A Lei 12.015/2009 prevista no Código Penal Brasileiro assegura às vítimas desses abusos. Entretanto, muitas delas têm receio em denunciar e os fatores são relacionados a vergonha, medo de serem julgadas, falta de acolhimento da própria família, bem como a sensação de impunidade.
É importante ressaltar que nem sempre o abuso é caracterizado pelo contato físico ou sexo consumado. No caso do assédio sexual, por exemplo, o agressor pode constranger a vítima com palavras, abordagens machistas, brincadeiras de teor sexual, olhares indiscretos nas partes do corpo da mulher, entre outros. Esses atos podem acontecer em espaços públicos, no trabalho ou até mesmo em casa.

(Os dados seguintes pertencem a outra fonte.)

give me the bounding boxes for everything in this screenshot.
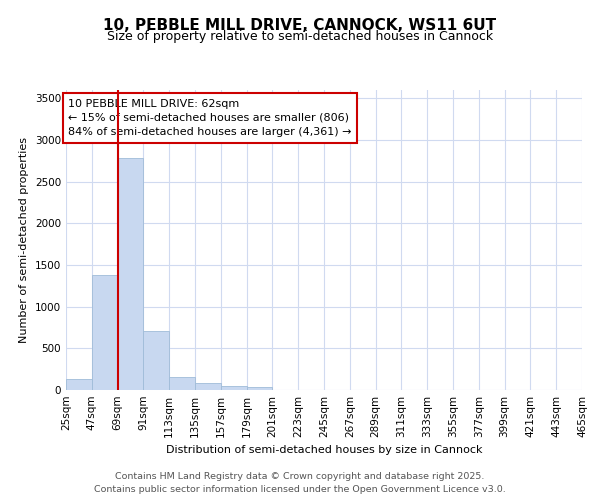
Bar xyxy=(195,383,221,390)
Bar xyxy=(118,158,143,390)
Text: 10 PEBBLE MILL DRIVE: 62sqm
← 15% of semi-detached houses are smaller (806)
84% : 10 PEBBLE MILL DRIVE: 62sqm ← 15% of sem… xyxy=(68,99,352,137)
Bar xyxy=(66,379,92,390)
Text: Size of property relative to semi-detached houses in Cannock: Size of property relative to semi-detach… xyxy=(107,30,493,43)
Bar xyxy=(169,377,195,390)
Y-axis label: Number of semi-detached properties: Number of semi-detached properties xyxy=(19,137,29,343)
Text: Contains public sector information licensed under the Open Government Licence v3: Contains public sector information licen… xyxy=(94,484,506,494)
Bar xyxy=(221,386,247,390)
Text: 10, PEBBLE MILL DRIVE, CANNOCK, WS11 6UT: 10, PEBBLE MILL DRIVE, CANNOCK, WS11 6UT xyxy=(103,18,497,32)
Bar xyxy=(247,387,272,390)
Bar xyxy=(92,275,118,390)
Bar xyxy=(143,331,169,390)
X-axis label: Distribution of semi-detached houses by size in Cannock: Distribution of semi-detached houses by … xyxy=(166,446,482,456)
Text: Contains HM Land Registry data © Crown copyright and database right 2025.: Contains HM Land Registry data © Crown c… xyxy=(115,472,485,481)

Além disso, crianças e adolescentes também são vítimas de abuso e, normalmente, ocorrem no âmbito familiar. Segundo levantamento do Anuário Brasileiro de Segurança Pública, em 2022, mais de 70% dos abusos foram cometidos por pessoas do convívio familiar. A maioria dos criminosos são pais e padrastos, seguido por irmãos, primos e avós.
Tipos de abuso sexual
Entender sobre as diferentes formas de abuso sexual ajuda a vítima e as pessoas próximas a reconhecerem os sinais e buscar ajuda. Dessa forma, as especialistas apontam os principais tipos e como ocorrem:
- Estupro marital: quando o próprio cônjuge comete violência contra a mulher. Esse ato pode acontecer por meio de violência física, moral ou psicológica para obrigar a mulher a ter relação sexual. Essa forma de violência doméstica ocorre, principalmente, quando a mulher está dormindo e ela cede as investidas do companheiro por entender que essa situação é normal no relacionamento.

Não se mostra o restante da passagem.